Section 979 of the above authority at page 460 states:

"Ratification or authorization of dealings with interested officer or director — In general.
"The general rule is that a contract or other transaction between a corporation and its directors or other officers is merely voidable at the option of the corporation, and not absolutely void. It follows that in those jurisdictions, where it is so held, the transaction, if within the powers of the corporation, may be consented to, ratified or acquiesced in by the stockholders, or by the board of directors, if it could be authorized by them. If it is consented to or ratified, with full knowledge of the facts, it is finally and absolutely binding, and neither the corporation nor individual stockholders nor strangers can afterwards sue to set it aside, or otherwise attack its validity. `It is not accurate to say, in such a case, that the contract becomes valid by reason of the ratification by the corporation. No ratification is necessary. The contract stands, unless avoided or repudiated.' The corporation is estopped to attack the transaction where it has been ratified.
"This is also true of contracts and other transactions between two corporations having directors or other officers in common. They are, generally, not absolutely void, but, at the most, merely voidable, and may be rendered binding by ratification or acquiescence on the part of the stockholders.
"If the deal is expressly prohibited by statute, it cannot be ratified by stockholders. Thus, loans to officers or stockholders, where prohibited by statute, cannot be ratified.
"The burden is on a director claiming that a questionable transaction between him and the corporation has been ratified by it, to plead and prove such ratification."

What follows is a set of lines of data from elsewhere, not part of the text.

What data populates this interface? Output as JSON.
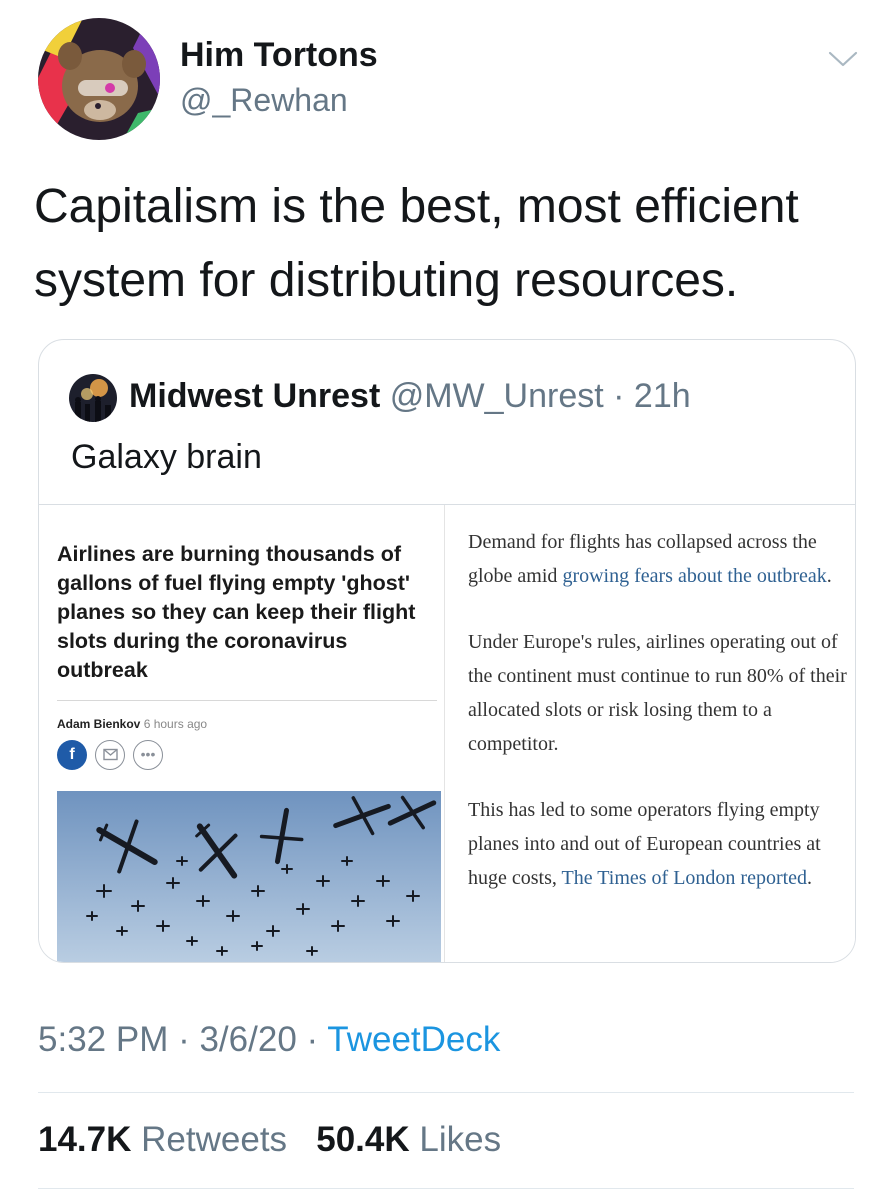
{
  "tweet": {
    "author_name": "Him Tortons",
    "author_handle": "@_Rewhan",
    "text_line1": "Capitalism is the best, most efficient",
    "text_line2": "system for distributing resources.",
    "time": "5:32 PM",
    "date": "3/6/20",
    "separator": " · ",
    "source": "TweetDeck",
    "stats": {
      "retweets_count": "14.7K",
      "retweets_label": "Retweets",
      "likes_count": "50.4K",
      "likes_label": "Likes"
    }
  },
  "quote": {
    "author_name": "Midwest Unrest",
    "author_handle": "@MW_Unrest",
    "age": "21h",
    "text": "Galaxy brain",
    "article": {
      "headline": "Airlines are burning thousands of gallons of fuel flying empty 'ghost' planes so they can keep their flight slots during the coronavirus outbreak",
      "author": "Adam Bienkov",
      "published": "6 hours ago",
      "share_facebook": "f",
      "share_more": "•••",
      "para1_before": "Demand for flights has collapsed across the globe amid ",
      "para1_link": "growing fears about the outbreak",
      "para1_after": ".",
      "para2": "Under Europe's rules, airlines operating out of the continent must continue to run 80% of their allocated slots or risk losing them to a competitor.",
      "para3_before": "This has led to some operators flying empty planes into and out of European countries at huge costs, ",
      "para3_link": "The Times of London reported",
      "para3_after": "."
    }
  },
  "icons": {
    "caret": "chevron-down-icon",
    "mail": "envelope-icon",
    "facebook": "facebook-icon",
    "more": "more-icon"
  },
  "colors": {
    "link_blue": "#1b95e0",
    "secondary_text": "#657786",
    "article_link": "#2f6192",
    "facebook_blue": "#1f5ba8"
  }
}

The foregoing general principles relate to the rights of a corporation itself to a remedy for violations by its officials of their fiduciary obligations to the corporation. This is not the question involved in this case. Here the appellant is seeking in effect to have a court of equity determine that he, a stranger to the corporation, can avoid his contract with a director on the grounds that said contract evolved out of an alleged wrong perpetrated on the corporation by said director.

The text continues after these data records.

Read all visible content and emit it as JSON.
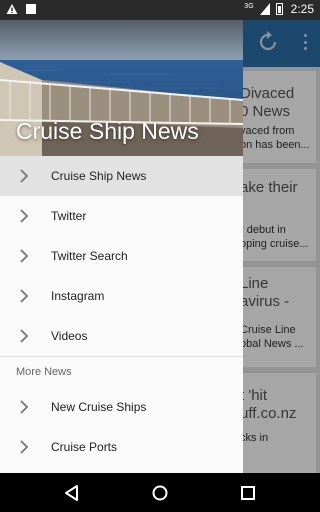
{
  "status_bar": {
    "time": "2:25",
    "network": "3G",
    "icons": [
      "warning-icon",
      "notification-square-icon",
      "signal-icon",
      "battery-icon"
    ]
  },
  "app_bar": {
    "actions": [
      "refresh-icon",
      "more-vert-icon"
    ],
    "color": "#2b6fa8"
  },
  "background_cards": [
    {
      "title": "Divaced",
      "title2": "0 News",
      "snippet": "vaced from",
      "snippet2": "on has been..."
    },
    {
      "title": "ake their",
      "snippet": "r debut in",
      "snippet2": "oping cruise..."
    },
    {
      "title": "Line",
      "title2": "avirus -",
      "snippet": "Cruise Line",
      "snippet2": "obal News ..."
    },
    {
      "title": "t 'hit",
      "title2": "uff.co.nz",
      "snippet": "cks in"
    }
  ],
  "drawer": {
    "title": "Cruise Ship News",
    "items": [
      {
        "label": "Cruise Ship News",
        "active": true
      },
      {
        "label": "Twitter",
        "active": false
      },
      {
        "label": "Twitter Search",
        "active": false
      },
      {
        "label": "Instagram",
        "active": false
      },
      {
        "label": "Videos",
        "active": false
      }
    ],
    "section_header": "More News",
    "more_items": [
      {
        "label": "New Cruise Ships"
      },
      {
        "label": "Cruise Ports"
      }
    ]
  },
  "nav_bar": {
    "buttons": [
      "back-icon",
      "home-icon",
      "recents-icon"
    ]
  }
}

Succinctly stated, the question is, may a third person void an agreement made with a director of a corporation where unfair self dealing of such director is alleged in the purchase of certain property of the corporation and where the facts involved in such an agreement are fully divulged to the corporation's directors?

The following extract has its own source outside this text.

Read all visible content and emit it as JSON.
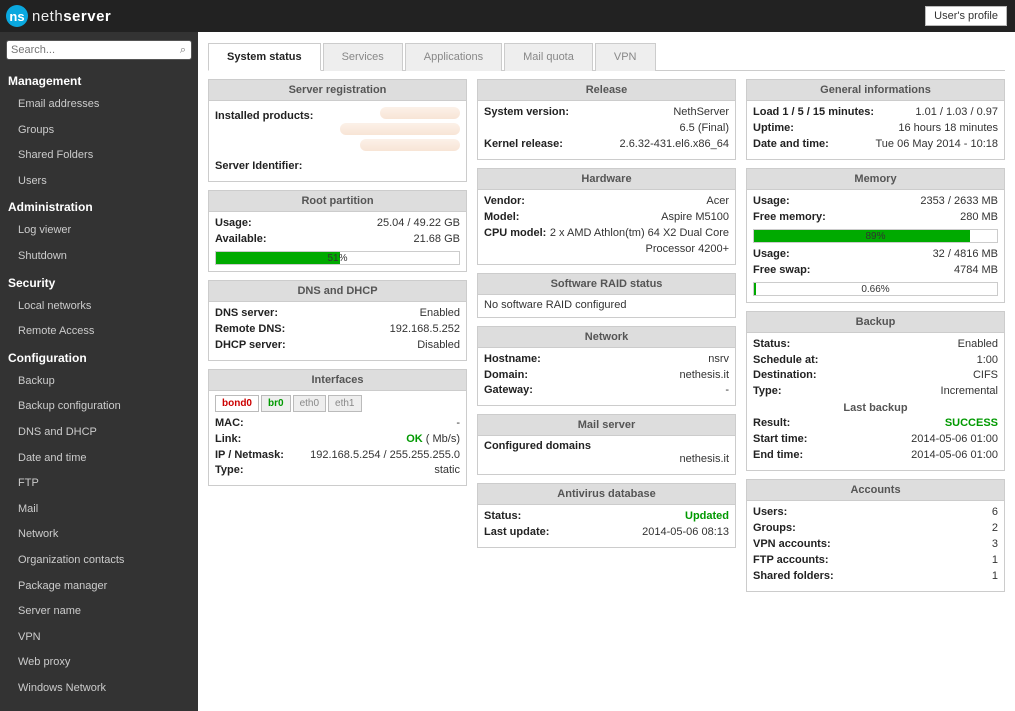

19 C.J.S. Corporations § 778, p. 147, deals with the topic "Who May Question Transactions," as follows:

"Dealings with corporate property can be questioned only by persons interested.
"A purchase of corporate property by an officer or director cannot be attacked by strangers, but only by a person interested in the corporation and possessing equitable rights; neither can persons who are not creditors, stockholders, or otherwise interested in the corporation but who are strangers question the manner in which the corporate property was disposed of to a director and officer who owns all the corporate stock. So the validity of a chattel mortgage of corporate property by an officer to himself without the consent of all the stockholders can be questioned only by the corporation or its stockholders. The right of creditors *801 to avoid sales of property by or to the corporation or its officers or directors is discussed infra § 854."

Furthermore, we are not apprised of any statute or judicially declared public policy requiring that appellant be permitted the defense of illegality to avoid his contract.

We hold that the lower court correctly ruled in this case.

Affirmed.

SHANNON, C.J., and WHITE, J., concur.